Candidates have to earn an undergraduate degree with a major in psychology to pursue their career as a clinical psychologist. However, there are many doctoral programs that accept students from related majors provided they have completed the prerequisite courses. Taking courses like research methods, behavioral statistics and abnormal psychology will help you meet these requirements.

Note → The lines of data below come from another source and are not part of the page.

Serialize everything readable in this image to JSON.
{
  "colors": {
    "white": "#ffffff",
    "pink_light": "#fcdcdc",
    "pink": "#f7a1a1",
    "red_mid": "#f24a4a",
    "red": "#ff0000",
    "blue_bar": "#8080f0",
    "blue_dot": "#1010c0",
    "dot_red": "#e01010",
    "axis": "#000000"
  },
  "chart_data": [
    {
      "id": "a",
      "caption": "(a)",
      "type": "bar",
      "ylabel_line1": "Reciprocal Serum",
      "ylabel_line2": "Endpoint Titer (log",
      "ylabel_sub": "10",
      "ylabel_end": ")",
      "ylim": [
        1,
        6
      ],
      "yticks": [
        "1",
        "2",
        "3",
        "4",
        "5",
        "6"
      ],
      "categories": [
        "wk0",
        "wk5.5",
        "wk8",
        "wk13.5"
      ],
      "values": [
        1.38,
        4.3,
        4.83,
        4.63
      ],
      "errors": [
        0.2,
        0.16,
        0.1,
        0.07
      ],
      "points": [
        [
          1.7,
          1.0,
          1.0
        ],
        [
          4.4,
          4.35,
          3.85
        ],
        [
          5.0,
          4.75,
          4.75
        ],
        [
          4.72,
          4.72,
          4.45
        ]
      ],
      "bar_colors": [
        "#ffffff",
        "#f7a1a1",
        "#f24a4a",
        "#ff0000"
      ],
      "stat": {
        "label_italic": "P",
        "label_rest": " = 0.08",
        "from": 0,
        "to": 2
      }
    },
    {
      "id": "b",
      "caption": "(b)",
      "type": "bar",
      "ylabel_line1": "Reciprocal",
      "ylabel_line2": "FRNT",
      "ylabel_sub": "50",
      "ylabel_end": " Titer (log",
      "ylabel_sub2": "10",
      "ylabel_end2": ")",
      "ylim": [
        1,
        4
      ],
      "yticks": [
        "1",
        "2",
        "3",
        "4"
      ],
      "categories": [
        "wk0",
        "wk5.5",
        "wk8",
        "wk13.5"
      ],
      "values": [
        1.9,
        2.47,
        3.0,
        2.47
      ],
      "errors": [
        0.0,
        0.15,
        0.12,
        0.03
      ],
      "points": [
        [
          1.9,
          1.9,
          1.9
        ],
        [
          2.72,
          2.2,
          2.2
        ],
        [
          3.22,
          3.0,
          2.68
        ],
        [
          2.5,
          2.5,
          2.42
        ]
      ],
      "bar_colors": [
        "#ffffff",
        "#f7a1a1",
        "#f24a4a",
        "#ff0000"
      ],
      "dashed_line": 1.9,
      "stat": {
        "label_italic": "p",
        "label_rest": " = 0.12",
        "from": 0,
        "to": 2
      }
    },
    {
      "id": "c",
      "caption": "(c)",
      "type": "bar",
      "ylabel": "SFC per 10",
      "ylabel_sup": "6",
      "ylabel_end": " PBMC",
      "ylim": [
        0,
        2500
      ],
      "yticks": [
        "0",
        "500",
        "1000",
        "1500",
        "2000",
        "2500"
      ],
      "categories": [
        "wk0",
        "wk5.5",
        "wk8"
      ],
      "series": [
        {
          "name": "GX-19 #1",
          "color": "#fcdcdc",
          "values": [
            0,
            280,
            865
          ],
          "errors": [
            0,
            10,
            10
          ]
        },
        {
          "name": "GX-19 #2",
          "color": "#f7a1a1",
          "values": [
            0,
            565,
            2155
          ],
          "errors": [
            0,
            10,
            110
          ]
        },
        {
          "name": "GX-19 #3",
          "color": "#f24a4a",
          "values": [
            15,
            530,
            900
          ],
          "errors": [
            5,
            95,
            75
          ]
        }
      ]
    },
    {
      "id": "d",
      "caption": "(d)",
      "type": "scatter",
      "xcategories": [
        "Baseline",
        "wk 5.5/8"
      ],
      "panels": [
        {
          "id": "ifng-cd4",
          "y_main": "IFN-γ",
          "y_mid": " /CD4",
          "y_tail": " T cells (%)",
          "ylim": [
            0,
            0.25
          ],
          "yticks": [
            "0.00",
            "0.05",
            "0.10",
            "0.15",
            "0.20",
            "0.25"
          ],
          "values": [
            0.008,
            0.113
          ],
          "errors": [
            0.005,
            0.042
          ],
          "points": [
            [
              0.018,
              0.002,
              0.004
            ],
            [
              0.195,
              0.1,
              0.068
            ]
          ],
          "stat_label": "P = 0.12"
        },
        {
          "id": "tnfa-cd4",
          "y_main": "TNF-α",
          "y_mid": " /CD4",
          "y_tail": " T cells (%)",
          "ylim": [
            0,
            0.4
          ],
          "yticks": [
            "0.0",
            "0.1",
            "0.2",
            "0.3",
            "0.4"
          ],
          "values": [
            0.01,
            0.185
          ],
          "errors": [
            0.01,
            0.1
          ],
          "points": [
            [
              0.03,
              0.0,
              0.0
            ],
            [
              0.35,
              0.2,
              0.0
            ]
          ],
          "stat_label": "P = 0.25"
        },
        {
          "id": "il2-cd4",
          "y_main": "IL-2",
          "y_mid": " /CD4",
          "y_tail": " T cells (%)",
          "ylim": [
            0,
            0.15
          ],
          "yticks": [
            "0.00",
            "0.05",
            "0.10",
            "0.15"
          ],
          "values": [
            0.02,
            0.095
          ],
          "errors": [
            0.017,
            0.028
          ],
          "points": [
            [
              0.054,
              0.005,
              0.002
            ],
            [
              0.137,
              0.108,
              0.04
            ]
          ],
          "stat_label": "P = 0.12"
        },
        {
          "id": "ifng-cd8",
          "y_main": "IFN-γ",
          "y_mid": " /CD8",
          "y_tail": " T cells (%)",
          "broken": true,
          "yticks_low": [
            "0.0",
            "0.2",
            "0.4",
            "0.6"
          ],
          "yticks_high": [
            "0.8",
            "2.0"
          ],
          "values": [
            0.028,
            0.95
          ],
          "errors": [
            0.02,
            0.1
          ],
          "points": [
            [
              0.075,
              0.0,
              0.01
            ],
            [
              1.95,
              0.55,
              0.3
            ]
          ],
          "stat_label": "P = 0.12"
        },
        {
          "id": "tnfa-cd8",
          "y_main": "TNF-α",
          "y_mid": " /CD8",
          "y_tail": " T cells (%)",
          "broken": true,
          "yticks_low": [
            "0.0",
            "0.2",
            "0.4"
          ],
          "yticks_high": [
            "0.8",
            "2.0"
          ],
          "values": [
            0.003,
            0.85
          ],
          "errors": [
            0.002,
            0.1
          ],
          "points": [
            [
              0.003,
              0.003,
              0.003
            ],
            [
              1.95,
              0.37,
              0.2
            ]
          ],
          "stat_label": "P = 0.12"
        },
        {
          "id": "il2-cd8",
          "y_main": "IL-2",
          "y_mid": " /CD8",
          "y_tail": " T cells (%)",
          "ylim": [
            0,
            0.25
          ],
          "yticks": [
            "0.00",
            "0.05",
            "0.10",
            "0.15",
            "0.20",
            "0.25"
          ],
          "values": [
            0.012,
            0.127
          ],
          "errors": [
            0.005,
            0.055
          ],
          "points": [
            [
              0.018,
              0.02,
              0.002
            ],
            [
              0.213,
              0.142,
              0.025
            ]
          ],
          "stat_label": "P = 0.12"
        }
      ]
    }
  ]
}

Students are also recommended to gain work or research related experience.

  1. Doctoral Program

Completing a doctoral program is the second step towards becoming a clinical psychologist.  Doctoral programs take 4-5 years to complete and is required to be accredited by the American Psychological Association (APA). Those students who choose Doctor of Psychology program want to practice, while a Doctor of Philosophy program may benefit students who want to stay in the academic field. Both of these programs help students expand their knowledge and research skills in specialty areas like child psychology, adolescent psychology, etc.

  1. Field Experience

Students have to gain practical experience to be able to obtain licensure. Many schools offer fellowship programs which allow students to provide services to individuals and groups. These clinical services take place under the supervision of the faculty members and last for a period of one year. These seminars, programs and clinical rotations help students gain the necessary work experience.

  1. Obtaining Licensure

Professionals need to obtain their license if they want to practice independently. Most states require candidates to finish their doctoral program, complete state-approved internship and earn the required 1-2 years of professional experience. They are also required to sit in the Examination for Professional Practice in Psychology and earn the required numbers.

  1. Continuing Education

To maintain their license, psychologists are expected to complete the Continuing Education courses. Even though most states do not require them, taking these courses help with career advancement.

How Much Does a Clinical Psychologist Earn in the US?

According to the US Bureau of Labor Statistic, Clinical, Counseling, and School Psychologists earned an annual mean salary of $87,450 in the year 2019. The top paying state was Oregon paying $112,010. That was followed by California paying $111,750 and District of Columbia paying $106,900.